À ces mots, une fumée étrange se glissa sous mon palier, et je ne pus rien faire pour l’en chasser. Ma vision se brouilla : ma maison balinaise aux détails pittoresques se changea en un taudis grotesque. Soudain, les fenêtres devinrent étroites comme mes idées, les murs furent grillagés comme mon coeur. Saleté, puanteur, mes sens furent aveuglés par un voile de mauvaise humeur. Où suis-je ? Que fais-je dans ce pays qui n’est pas le mien ? Je suis si triste, si loin ! Je devrais être parmi les miens, à célébrer Noël en famille, et non toute seule dans mon coin ! Hélas, les rizières si charmantes se transformèrent en d’horribles marécages, et je me sentis comme un animal que l’on vient de mettre en cage. Je fus saisie d’un frisson d’épouvante en prenant la mesure de cette vie errante. Je veux partir, je veux rentrer, j’en ai assez d’être toujours un étranger !

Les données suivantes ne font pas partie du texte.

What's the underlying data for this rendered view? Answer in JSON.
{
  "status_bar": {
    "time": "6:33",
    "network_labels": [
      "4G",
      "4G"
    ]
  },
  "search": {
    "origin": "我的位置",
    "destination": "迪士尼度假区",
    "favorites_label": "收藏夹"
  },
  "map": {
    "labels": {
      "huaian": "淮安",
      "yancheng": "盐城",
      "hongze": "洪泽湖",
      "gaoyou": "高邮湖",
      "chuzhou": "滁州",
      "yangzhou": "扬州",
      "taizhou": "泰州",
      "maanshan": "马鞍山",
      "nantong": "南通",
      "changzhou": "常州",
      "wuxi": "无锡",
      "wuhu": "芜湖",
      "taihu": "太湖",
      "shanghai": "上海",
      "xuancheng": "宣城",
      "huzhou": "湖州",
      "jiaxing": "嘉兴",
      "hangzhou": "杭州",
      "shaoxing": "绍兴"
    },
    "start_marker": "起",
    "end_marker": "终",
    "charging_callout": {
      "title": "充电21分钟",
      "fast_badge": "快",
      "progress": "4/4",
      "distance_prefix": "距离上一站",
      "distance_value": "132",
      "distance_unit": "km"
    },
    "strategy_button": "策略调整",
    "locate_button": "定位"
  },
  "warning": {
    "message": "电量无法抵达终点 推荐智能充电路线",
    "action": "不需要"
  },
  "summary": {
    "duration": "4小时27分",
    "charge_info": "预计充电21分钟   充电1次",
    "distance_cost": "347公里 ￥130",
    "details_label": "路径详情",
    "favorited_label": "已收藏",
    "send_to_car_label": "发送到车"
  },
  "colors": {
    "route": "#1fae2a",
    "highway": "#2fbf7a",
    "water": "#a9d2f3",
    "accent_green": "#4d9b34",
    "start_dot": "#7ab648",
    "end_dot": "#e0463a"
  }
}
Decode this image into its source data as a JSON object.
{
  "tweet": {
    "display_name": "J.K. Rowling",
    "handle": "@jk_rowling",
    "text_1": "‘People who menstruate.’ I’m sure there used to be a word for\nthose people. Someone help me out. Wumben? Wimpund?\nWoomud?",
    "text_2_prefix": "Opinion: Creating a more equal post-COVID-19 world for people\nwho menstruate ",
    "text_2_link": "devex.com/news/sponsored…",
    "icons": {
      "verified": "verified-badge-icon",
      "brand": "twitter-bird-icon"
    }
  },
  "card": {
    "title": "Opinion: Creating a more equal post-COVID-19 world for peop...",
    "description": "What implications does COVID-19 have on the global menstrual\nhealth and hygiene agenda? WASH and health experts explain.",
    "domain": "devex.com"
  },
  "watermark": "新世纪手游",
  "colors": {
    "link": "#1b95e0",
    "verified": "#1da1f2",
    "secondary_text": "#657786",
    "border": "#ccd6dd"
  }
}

J’ouvre la porte. Je décide d’acheter du pain, du vin, du fromage, peu importe, car j’ai avant tout besoin de m’enivrer d’images fortes. Hélas, rien ne peut combler ce creux au coin du ventre, lorsque votre pays vous manque. Ah, Solitude, pourquoi t’es-tu invitée chez moi, alors que je m’étais si bien préparée, pour mon Noël balinais ? Mal du pays, pourquoi te fais-tu toujours ressentir, est-ce une façon de me punir ? Je me mure dans le silence, alors que je rêve de neige et d’abondance. Que faire dans un tel moment d’aphasie ? Rien. Il faut juste attendre que Solitude se décide à nous quitter pour visiter un autre logis. Elle poursuivra son chemin, parcourant les maisons une par une, avec du Mal du pays plein les poches : car c’est un fait, en décembre, nous souffrons tous d’être loin de nos proches. Inutile de précipiter votre départ, car vous seriez confronté à une autre vision : celle de ne plus être chez vous nulle part. Recevoir Solitude demande à prendre toutes ces précautions, car elle revient chaque année à votre porte frapper. Or on ne peut rien contre cet être impalpable : autant lutter contre du sable !

Il convient donc de prendre votre mal en patience, réveillonnez de riz et de coco, cultivez vos passions, entraînez-vous à la pleine conscience. Après tout, ces moustiques si gros ne sont-ils pas plus sympathiques que vos voisins parisiens ? N’écoutez pas la voix de Solitude, ne vous laissez pas intimider par ses propos sévères, ni par son dédain austère. Laissez donc entrer cette odieuse invité qu’il convient hélas de croiser une fois dans l’année. Ne battez pas retraite. Offrez-lui votre meilleur siège, mais ne lui prêtez qu’une oreille distraite. Peu importe que lui déplaise votre vie balinaise, car c’est ici que vous êtes maintenant, et il convient de vivre dans l’instant présent. Solitude repartira aussi vite qu’elle est arrivée, une fois le premier janvier célébré.